Memory-safe languages like Rust are often recommended for new development — but rewriting large, security-critical C++ systems is rarely straightforward.

In this S4x25 session, Mitch Souders, Senior Software Engineer at RunSafe Security, shares how his team converted a 30,000-line C++ codebase to Rust to address memory-safety risks while preserving performance and behavior. Driven by the prevalence of memory-safety vulnerabilities and RunSafe’s secure-by-design principles, the project focused on eliminating entire classes of bugs rather than fixing them piecemeal.

Mitch walks through the technical realities of the migration, including operating without the Rust standard library, avoiding libc dependencies, handling global mutable state, and isolating unsafe Rust behind safe abstractions. He also covers the team’s testing and verification strategy, using comparative testing to ensure the Rust implementation matched the original C++ behavior byte for byte.

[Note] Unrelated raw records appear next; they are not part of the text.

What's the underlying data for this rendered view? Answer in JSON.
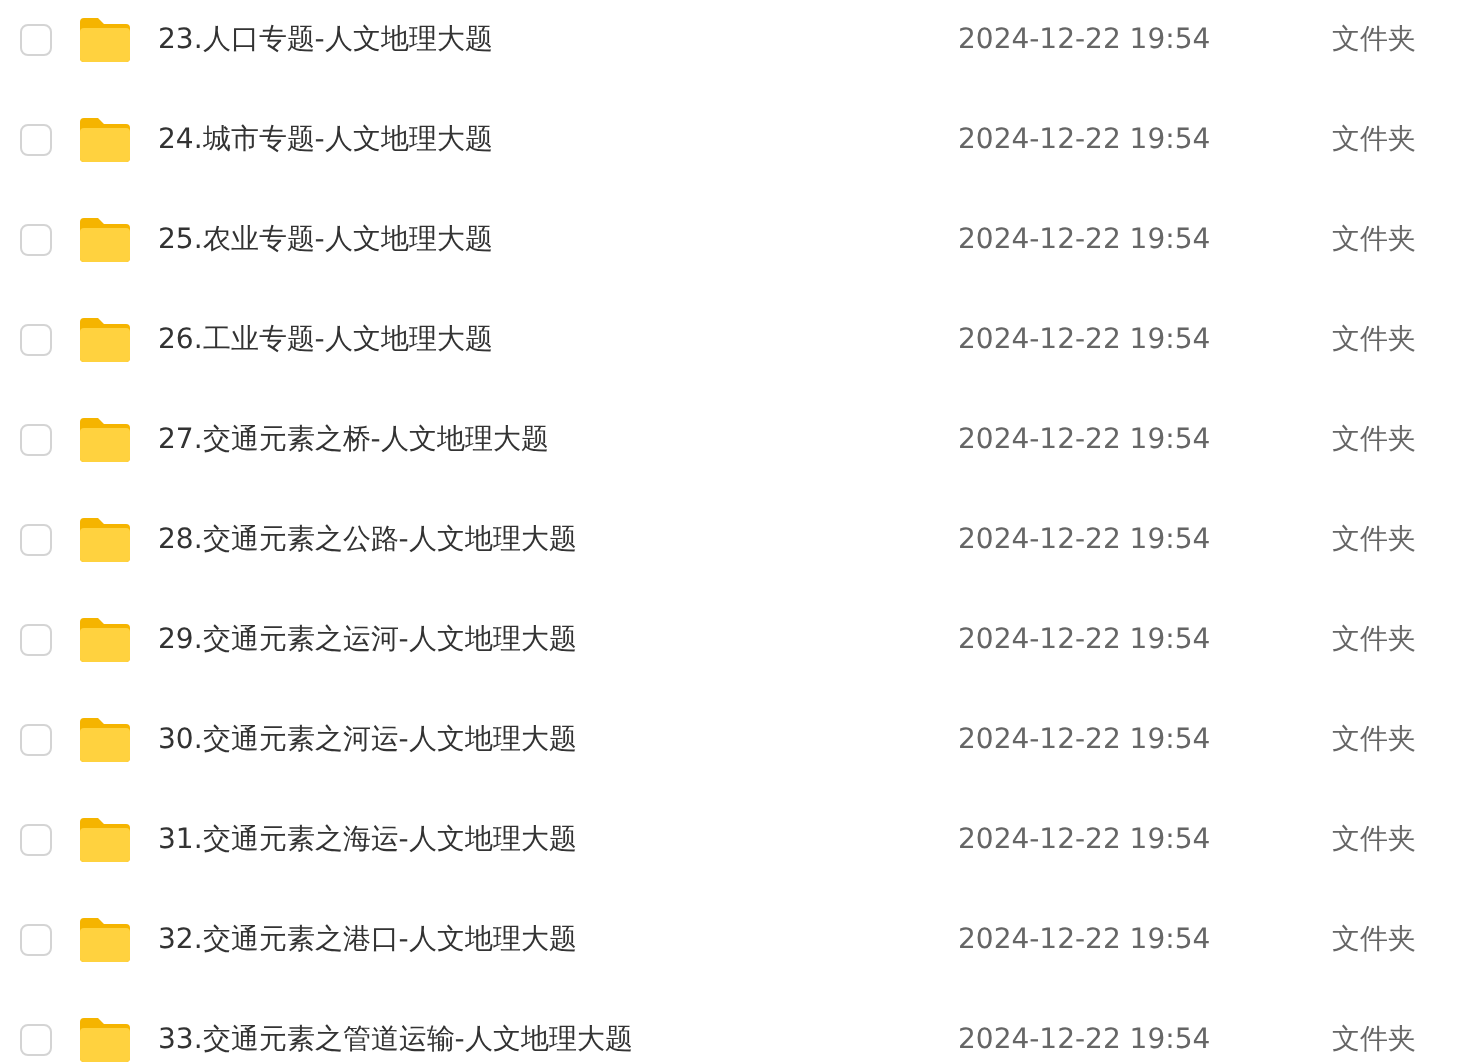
{
  "files": [
    {
      "name": "23.人口专题-人文地理大题",
      "modified": "2024-12-22 19:54",
      "type": "文件夹",
      "checked": false
    },
    {
      "name": "24.城市专题-人文地理大题",
      "modified": "2024-12-22 19:54",
      "type": "文件夹",
      "checked": false
    },
    {
      "name": "25.农业专题-人文地理大题",
      "modified": "2024-12-22 19:54",
      "type": "文件夹",
      "checked": false
    },
    {
      "name": "26.工业专题-人文地理大题",
      "modified": "2024-12-22 19:54",
      "type": "文件夹",
      "checked": false
    },
    {
      "name": "27.交通元素之桥-人文地理大题",
      "modified": "2024-12-22 19:54",
      "type": "文件夹",
      "checked": false
    },
    {
      "name": "28.交通元素之公路-人文地理大题",
      "modified": "2024-12-22 19:54",
      "type": "文件夹",
      "checked": false
    },
    {
      "name": "29.交通元素之运河-人文地理大题",
      "modified": "2024-12-22 19:54",
      "type": "文件夹",
      "checked": false
    },
    {
      "name": "30.交通元素之河运-人文地理大题",
      "modified": "2024-12-22 19:54",
      "type": "文件夹",
      "checked": false
    },
    {
      "name": "31.交通元素之海运-人文地理大题",
      "modified": "2024-12-22 19:54",
      "type": "文件夹",
      "checked": false
    },
    {
      "name": "32.交通元素之港口-人文地理大题",
      "modified": "2024-12-22 19:54",
      "type": "文件夹",
      "checked": false
    },
    {
      "name": "33.交通元素之管道运输-人文地理大题",
      "modified": "2024-12-22 19:54",
      "type": "文件夹",
      "checked": false
    }
  ]
}
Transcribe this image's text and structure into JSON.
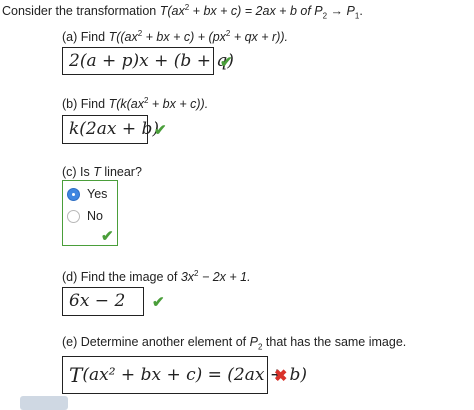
{
  "header": {
    "lead": "Consider the transformation",
    "T": "T",
    "open": "(ax",
    "exp": "2",
    "mid": " + bx + c) = 2ax + b  of ",
    "P": "P",
    "sub_from": "2",
    "arrow": " → ",
    "P2": "P",
    "sub_to": "1",
    "end": "."
  },
  "parts": {
    "a": {
      "label": "(a) Find",
      "expr_T": "T",
      "expr1": "((ax",
      "exp1": "2",
      "expr2": " + bx + c) + (px",
      "exp2": "2",
      "expr3": " + qx + r)).",
      "answer": "2(a + p)x + (b + q)",
      "status": "✔"
    },
    "b": {
      "label": "(b) Find",
      "expr_T": "T",
      "expr1": "(k(ax",
      "exp1": "2",
      "expr2": " + bx + c)).",
      "answer": "k(2ax + b)",
      "status": "✔"
    },
    "c": {
      "label": "(c) Is",
      "expr_T": "T",
      "label_end": "linear?",
      "options": [
        "Yes",
        "No"
      ],
      "selected": "Yes",
      "status": "✔"
    },
    "d": {
      "label": "(d) Find the image of",
      "expr1": "3x",
      "exp1": "2",
      "expr2": " − 2x + 1.",
      "answer": "6x − 2",
      "status": "✔"
    },
    "e": {
      "label": "(e) Determine another element of",
      "P": "P",
      "sub": "2",
      "label_end": "that has the same image.",
      "answer_T": "T",
      "answer_rest": "(ax² + bx + c) = (2ax + b)",
      "status": "✖"
    }
  },
  "colors": {
    "correct": "#4a9e3a",
    "incorrect": "#d9322a",
    "radio_selected": "#3f86e0"
  }
}
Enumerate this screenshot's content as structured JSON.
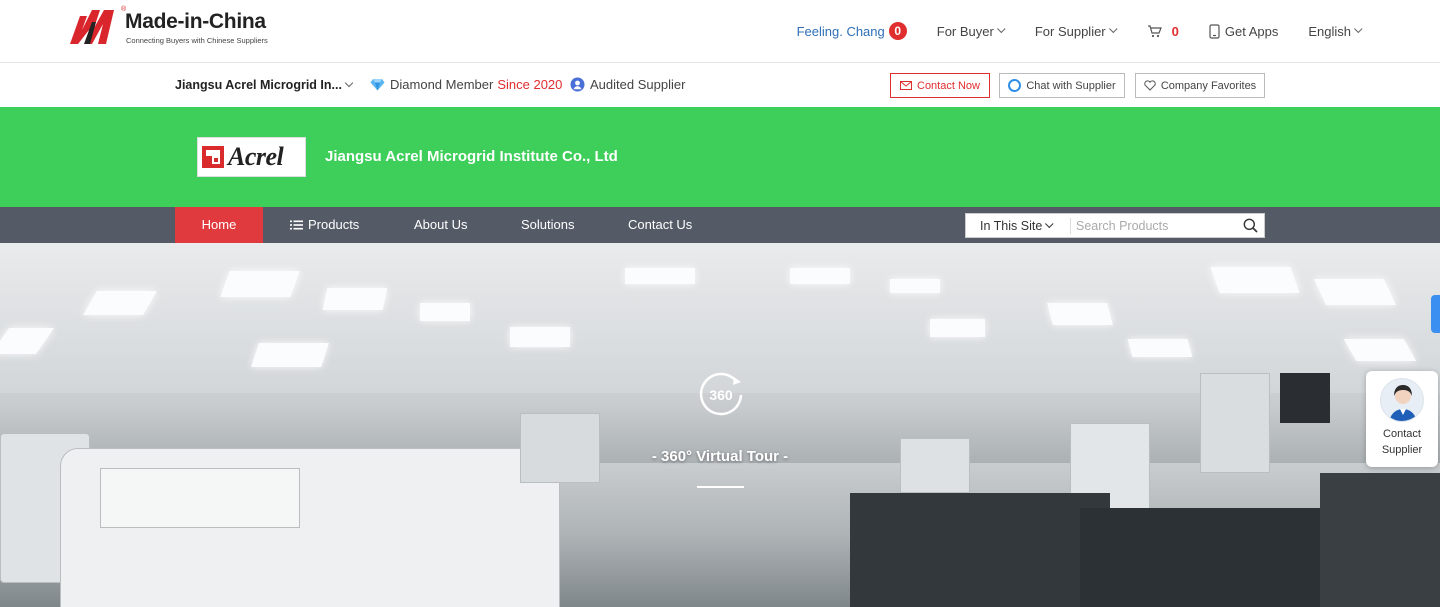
{
  "header": {
    "logo_text": "Made-in-China",
    "logo_tagline": "Connecting Buyers with Chinese Suppliers",
    "user_name": "Feeling. Chang",
    "message_count": "0",
    "for_buyer": "For Buyer",
    "for_supplier": "For Supplier",
    "cart_count": "0",
    "get_apps": "Get Apps",
    "language": "English"
  },
  "supplier_bar": {
    "company_short": "Jiangsu Acrel Microgrid In...",
    "membership": "Diamond Member",
    "since": "Since 2020",
    "audited": "Audited Supplier",
    "contact_now": "Contact Now",
    "chat": "Chat with Supplier",
    "favorites": "Company Favorites"
  },
  "brand": {
    "logo_word": "Acrel",
    "company_name": "Jiangsu Acrel Microgrid Institute Co., Ltd"
  },
  "nav": {
    "home": "Home",
    "products": "Products",
    "about": "About Us",
    "solutions": "Solutions",
    "contact": "Contact Us",
    "search_scope": "In This Site",
    "search_placeholder": "Search Products"
  },
  "hero": {
    "tour_icon_text": "360",
    "tour_label": "- 360° Virtual Tour -"
  },
  "contact_widget": {
    "line1": "Contact",
    "line2": "Supplier"
  },
  "colors": {
    "brand_green": "#3ecf5a",
    "nav_bg": "#545a66",
    "accent_red": "#e0393e",
    "link_blue": "#2f6fb8"
  }
}
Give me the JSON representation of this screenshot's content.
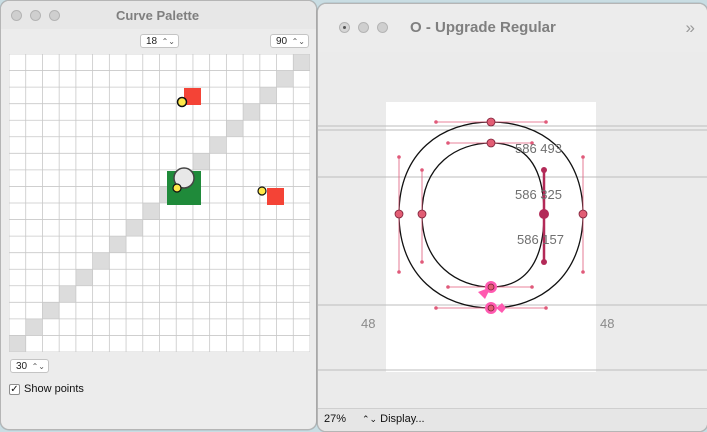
{
  "curve_palette": {
    "title": "Curve Palette",
    "top_left_value": "18",
    "top_right_value": "90",
    "bottom_value": "30",
    "show_points_label": "Show points",
    "show_points_checked": true,
    "colors": {
      "grid_line": "#c8c8c8",
      "diagonal": "#dcdcdc",
      "red": "#f44336",
      "green": "#1f8a3a",
      "yellow": "#ffe94a"
    }
  },
  "glyph_window": {
    "title": "O - Upgrade Regular",
    "expand_icon": "double-chevron-right-icon",
    "coords": [
      "586 493",
      "586 325",
      "586 157"
    ],
    "left_sidebearing": "48",
    "right_sidebearing": "48",
    "zoom": "27%",
    "display_menu_label": "Display..."
  }
}
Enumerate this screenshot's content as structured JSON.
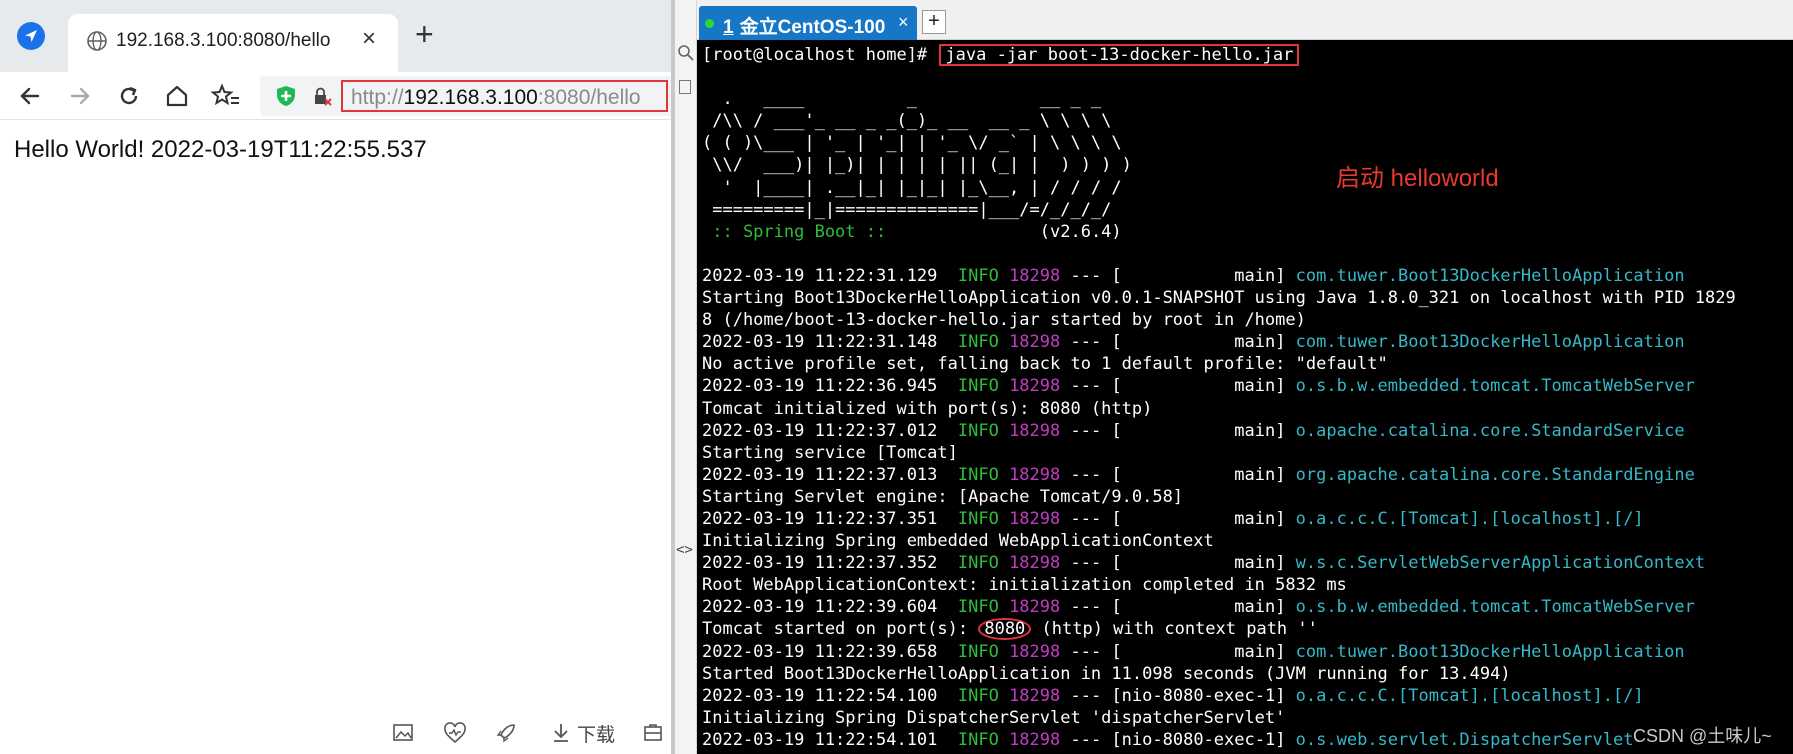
{
  "browser": {
    "tab_title": "192.168.3.100:8080/hello",
    "url": {
      "scheme": "http://",
      "host": "192.168.3.100",
      "rest": ":8080/hello"
    },
    "page_text": "Hello World! 2022-03-19T11:22:55.537",
    "download_label": "下载",
    "icons": [
      "browser-logo-icon",
      "globe-icon",
      "close-icon",
      "plus-icon",
      "back-icon",
      "forward-icon",
      "reload-icon",
      "home-icon",
      "favorites-icon",
      "shield-icon",
      "lock-icon",
      "image-icon",
      "heart-icon",
      "rocket-icon",
      "download-icon",
      "tools-icon"
    ]
  },
  "terminal_app": {
    "tab_number": "1",
    "tab_label": "金立CentOS-100",
    "tab_close": "×",
    "new_tab": "+",
    "side_toggle": "<>"
  },
  "terminal": {
    "prompt": "[root@localhost home]# ",
    "command": "java -jar boot-13-docker-hello.jar",
    "banner": [
      "",
      "  .   ____          _            __ _ _",
      " /\\\\ / ___'_ __ _ _(_)_ __  __ _ \\ \\ \\ \\",
      "( ( )\\___ | '_ | '_| | '_ \\/ _` | \\ \\ \\ \\",
      " \\\\/  ___)| |_)| | | | | || (_| |  ) ) ) )",
      "  '  |____| .__|_| |_|_| |_\\__, | / / / /",
      " =========|_|==============|___/=/_/_/_/"
    ],
    "spring_line": " :: Spring Boot ::",
    "version": "(v2.6.4)",
    "logs": [
      {
        "ts": "2022-03-19 11:22:31.129",
        "level": "INFO",
        "pid": "18298",
        "thread": "           main]",
        "logger": "com.tuwer.Boot13DockerHelloApplication",
        "msg": [
          "Starting Boot13DockerHelloApplication v0.0.1-SNAPSHOT using Java 1.8.0_321 on localhost with PID 1829",
          "8 (/home/boot-13-docker-hello.jar started by root in /home)"
        ]
      },
      {
        "ts": "2022-03-19 11:22:31.148",
        "level": "INFO",
        "pid": "18298",
        "thread": "           main]",
        "logger": "com.tuwer.Boot13DockerHelloApplication",
        "msg": [
          "No active profile set, falling back to 1 default profile: \"default\""
        ]
      },
      {
        "ts": "2022-03-19 11:22:36.945",
        "level": "INFO",
        "pid": "18298",
        "thread": "           main]",
        "logger": "o.s.b.w.embedded.tomcat.TomcatWebServer",
        "msg": [
          "Tomcat initialized with port(s): 8080 (http)"
        ]
      },
      {
        "ts": "2022-03-19 11:22:37.012",
        "level": "INFO",
        "pid": "18298",
        "thread": "           main]",
        "logger": "o.apache.catalina.core.StandardService",
        "msg": [
          "Starting service [Tomcat]"
        ]
      },
      {
        "ts": "2022-03-19 11:22:37.013",
        "level": "INFO",
        "pid": "18298",
        "thread": "           main]",
        "logger": "org.apache.catalina.core.StandardEngine",
        "msg": [
          "Starting Servlet engine: [Apache Tomcat/9.0.58]"
        ]
      },
      {
        "ts": "2022-03-19 11:22:37.351",
        "level": "INFO",
        "pid": "18298",
        "thread": "           main]",
        "logger": "o.a.c.c.C.[Tomcat].[localhost].[/]",
        "msg": [
          "Initializing Spring embedded WebApplicationContext"
        ]
      },
      {
        "ts": "2022-03-19 11:22:37.352",
        "level": "INFO",
        "pid": "18298",
        "thread": "           main]",
        "logger": "w.s.c.ServletWebServerApplicationContext",
        "msg": [
          "Root WebApplicationContext: initialization completed in 5832 ms"
        ]
      },
      {
        "ts": "2022-03-19 11:22:39.604",
        "level": "INFO",
        "pid": "18298",
        "thread": "           main]",
        "logger": "o.s.b.w.embedded.tomcat.TomcatWebServer",
        "msg": [],
        "port_line": {
          "before": "Tomcat started on port(s): ",
          "port": "8080",
          "after": " (http) with context path ''"
        }
      },
      {
        "ts": "2022-03-19 11:22:39.658",
        "level": "INFO",
        "pid": "18298",
        "thread": "           main]",
        "logger": "com.tuwer.Boot13DockerHelloApplication",
        "msg": [
          "Started Boot13DockerHelloApplication in 11.098 seconds (JVM running for 13.494)"
        ]
      },
      {
        "ts": "2022-03-19 11:22:54.100",
        "level": "INFO",
        "pid": "18298",
        "thread": "[nio-8080-exec-1]",
        "logger": "o.a.c.c.C.[Tomcat].[localhost].[/]",
        "msg": [
          "Initializing Spring DispatcherServlet 'dispatcherServlet'"
        ]
      },
      {
        "ts": "2022-03-19 11:22:54.101",
        "level": "INFO",
        "pid": "18298",
        "thread": "[nio-8080-exec-1]",
        "logger": "o.s.web.servlet.DispatcherServlet",
        "msg": []
      }
    ]
  },
  "annotation": "启动 helloworld",
  "watermark": "CSDN @土味儿~",
  "colors": {
    "highlight_red": "#e0363b",
    "info_green": "#2dbd3a",
    "pid_magenta": "#c23bc2",
    "logger_cyan": "#35b8c8",
    "tab_blue": "#1677c7",
    "terminal_bg": "#000000"
  }
}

The result was a successful conversion with performance on par with C++, reduced binary size, and only about 1.5% of the codebase requiring unsafe Rust — along with the discovery of several latent bugs in the original C++ implementation.

This talk offers practical guidance for engineers responsible for legacy C++ codebases, security software, and ICS/OT environments who are evaluating Rust as a path to stronger memory safety.